Le poète serait ainsi le Porte-Feu de ce qui le traverse et dont il n’est que le messager, mais dont le génie serait la puissance imaginative et stylistique. Il n’est sans doute rien en dehors de ce que Spinoza nomme la « Substance unique », à savoir le cosmos, et c’est depuis cette totalité matérielle, spirituelle et énergétique en éternelle expansion que se déploie l’énigme.

         Il n’est ainsi rien de plus précieux que la discussion philosophique, la rencontre « d’âme à âme » pour paraphraser Rimbaud, l’échange contradictoire d’une part, la création sous toutes ses formes de l’autre, pour réinstaller dans un mouvement neuf la place essentielle de la subjectivité humaine.

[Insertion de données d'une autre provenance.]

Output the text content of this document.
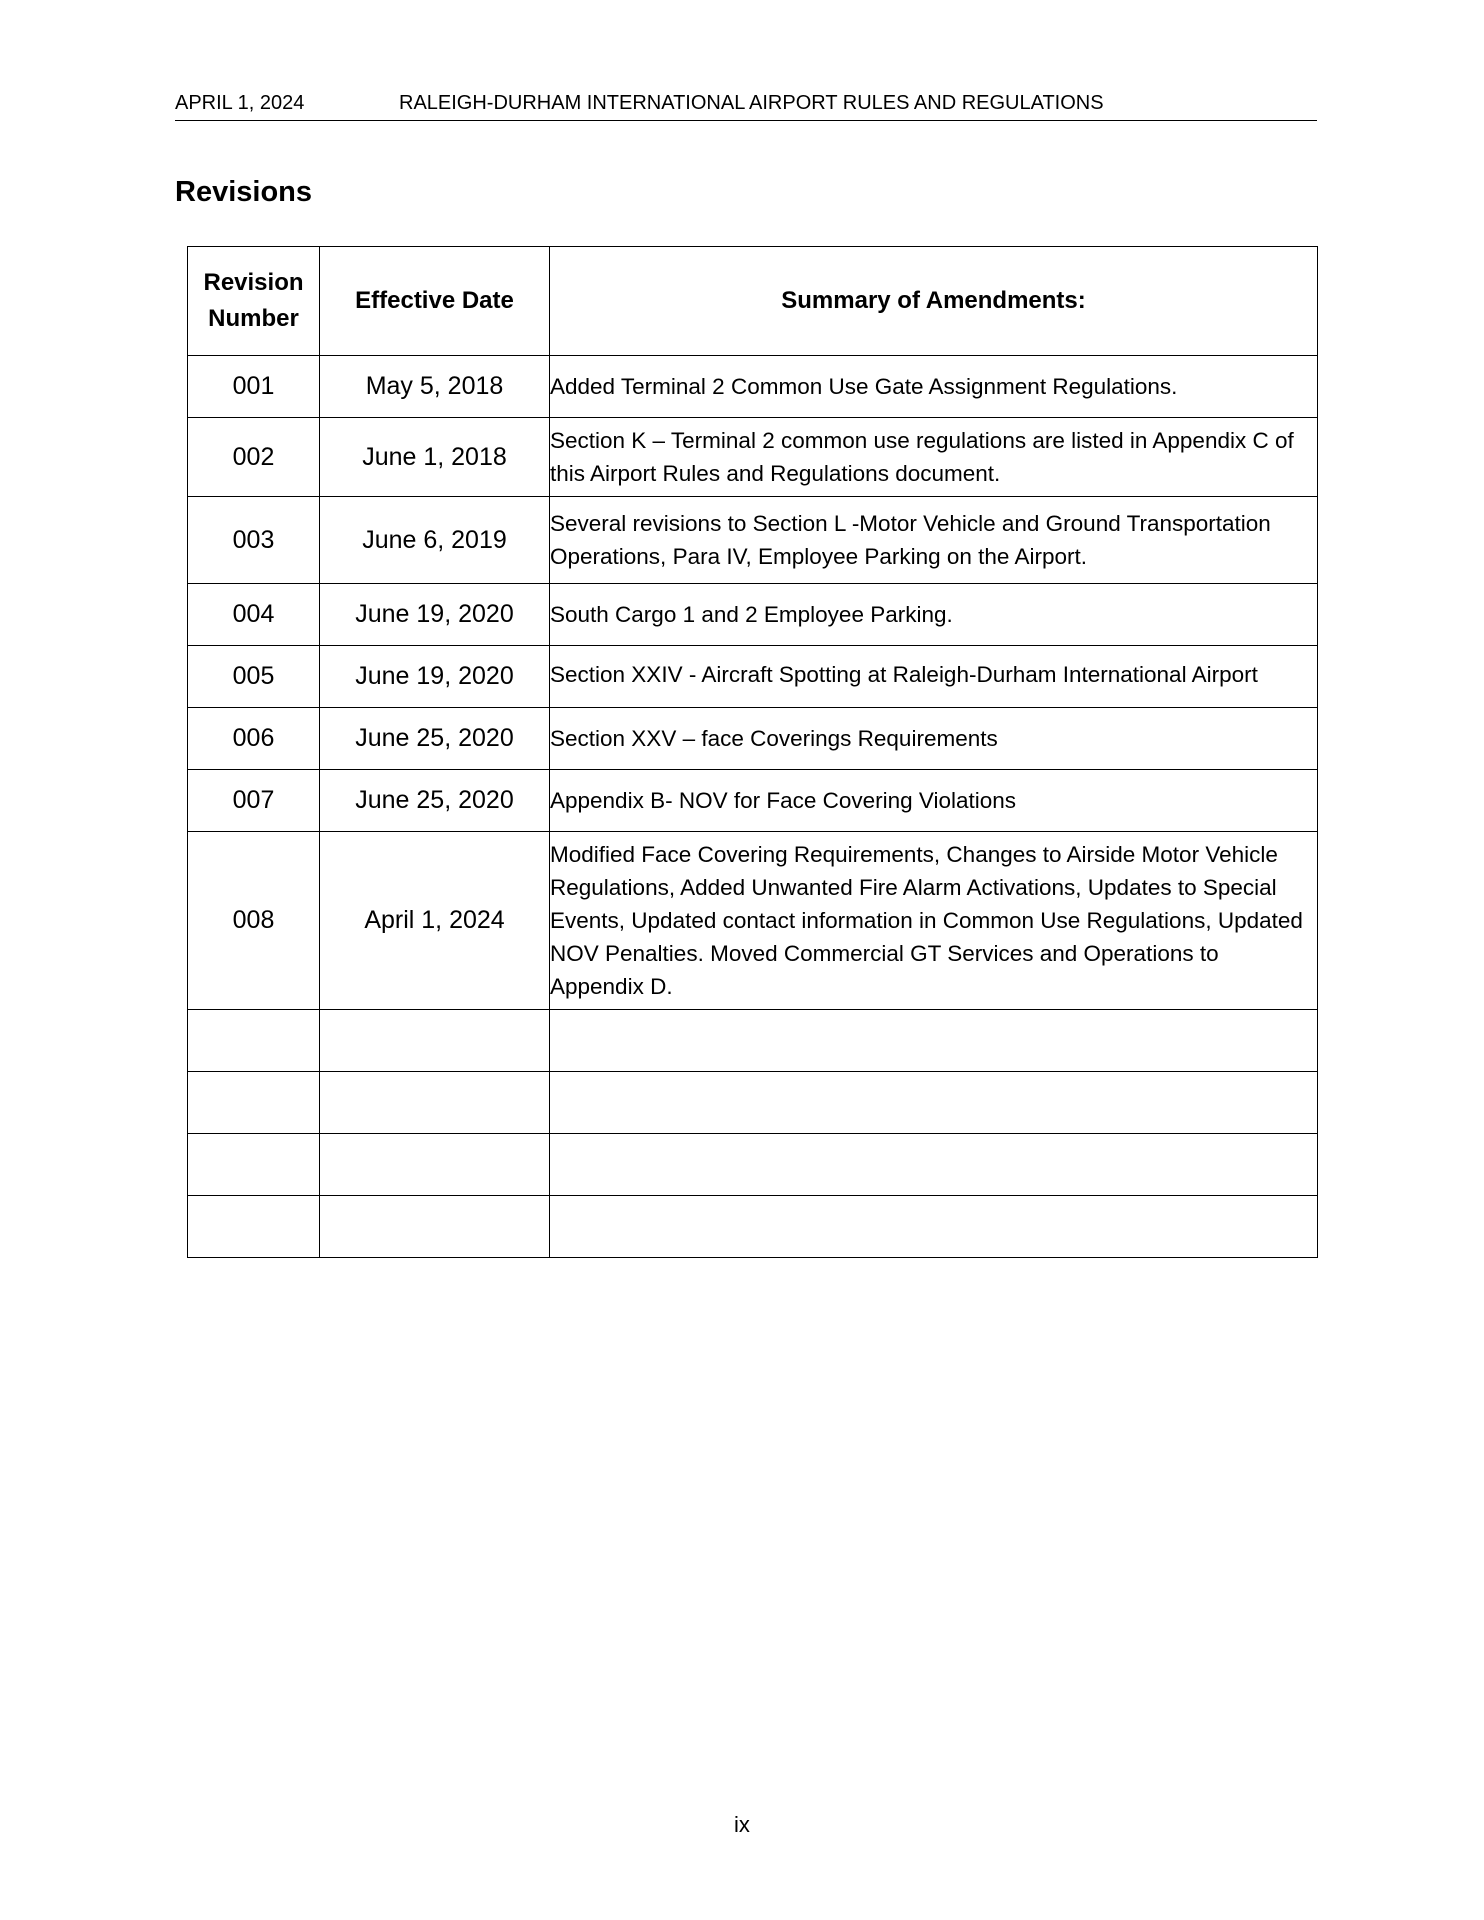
APRIL 1, 2024	RALEIGH-DURHAM INTERNATIONAL AIRPORT RULES AND REGULATIONS
Revisions
Revision Number	Effective Date	Summary of Amendments:
001	May 5, 2018	Added Terminal 2 Common Use Gate Assignment Regulations.
002	June 1, 2018	Section K – Terminal 2 common use regulations are listed in Appendix C of this Airport Rules and Regulations document.
003	June 6, 2019	Several revisions to Section L -Motor Vehicle and Ground Transportation Operations, Para IV, Employee Parking on the Airport.
004	June 19, 2020	South Cargo 1 and 2 Employee Parking.
005	June 19, 2020	Section XXIV - Aircraft Spotting at Raleigh-Durham International Airport

006	June 25, 2020	Section XXV – face Coverings Requirements
007	June 25, 2020	Appendix B- NOV for Face Covering Violations
008	April 1, 2024	Modified Face Covering Requirements, Changes to Airside Motor Vehicle Regulations, Added Unwanted Fire Alarm Activations, Updates to Special Events, Updated contact information in Common Use Regulations, Updated NOV Penalties. Moved Commercial GT Services and Operations to Appendix D.

ix
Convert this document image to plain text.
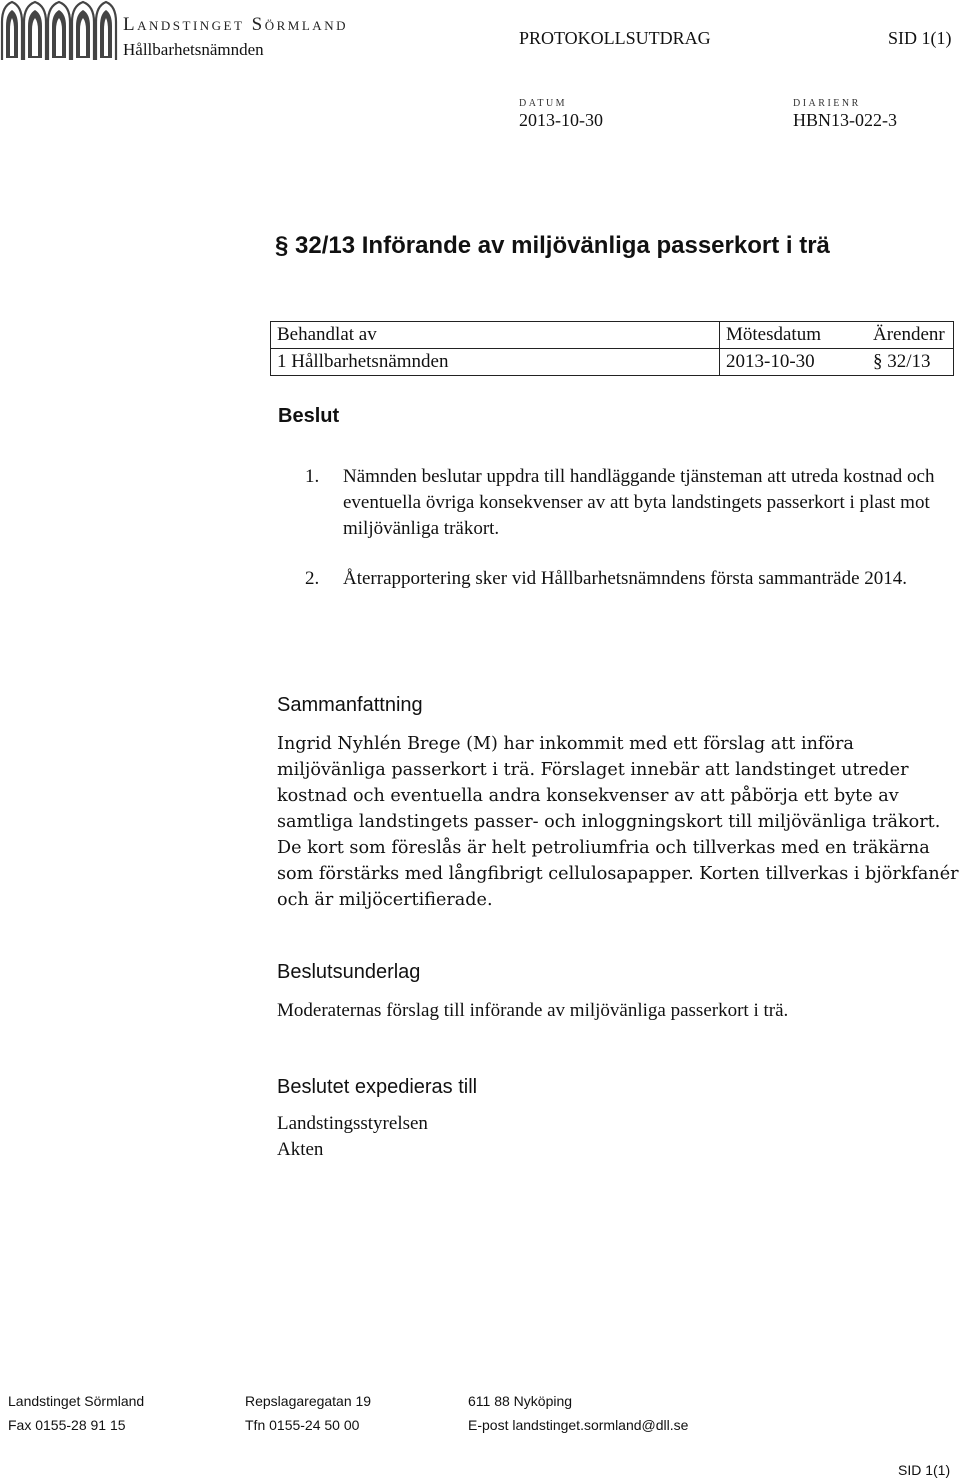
Landstinget Sörmland
Hållbarhetsnämnden
PROTOKOLLSUTDRAG	SID 1(1)
DATUM	DIARIENR
2013-10-30	HBN13-022-3
§ 32/13 Införande av miljövänliga passerkort i trä
Behandlat av	Mötesdatum	Ärendenr
1 Hållbarhetsnämnden	2013-10-30	§ 32/13
Beslut
1. Nämnden beslutar uppdra till handläggande tjänsteman att utreda kostnad och eventuella övriga konsekvenser av att byta landstingets passerkort i plast mot miljövänliga träkort.
2. Återrapportering sker vid Hållbarhetsnämndens första sammanträde 2014.
Sammanfattning
Ingrid Nyhlén Brege (M) har inkommit med ett förslag att införa miljövänliga passerkort i trä. Förslaget innebär att landstinget utreder kostnad och eventuella andra konsekvenser av att påbörja ett byte av samtliga landstingets passer- och inloggningskort till miljövänliga träkort. De kort som föreslås är helt petroliumfria och tillverkas med en träkärna som förstärks med långfibrigt cellulosapapper. Korten tillverkas i björkfanér och är miljöcertifierade.
Beslutsunderlag
Moderaternas förslag till införande av miljövänliga passerkort i trä.
Beslutet expedieras till
Landstingsstyrelsen
Akten
Landstinget Sörmland	Repslagaregatan 19	611 88 Nyköping
Fax 0155-28 91 15	Tfn 0155-24 50 00	E-post landstinget.sormland@dll.se
SID 1(1)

  1  Traité de la Réforme de l’Entendement, GF Flammarion, introduction, traduction et commentaires par André Lécrivain, éditions Flammarion 2003, p. 73.

2  Pour un complément à cette perception novatrice par laquelle Antonin Artaud redéfinit la métaphysique, je renvoie à l’article paru à la fois dans « Recours au Poème », et sur le site « lenchassement.com » (https://lenchassement.com/essais/la-poesie-comme-enchassement-dans-lunite-metaphysique/)

3  Que nous parlions ici d’univers ou de multivers ne change rien à l’idée.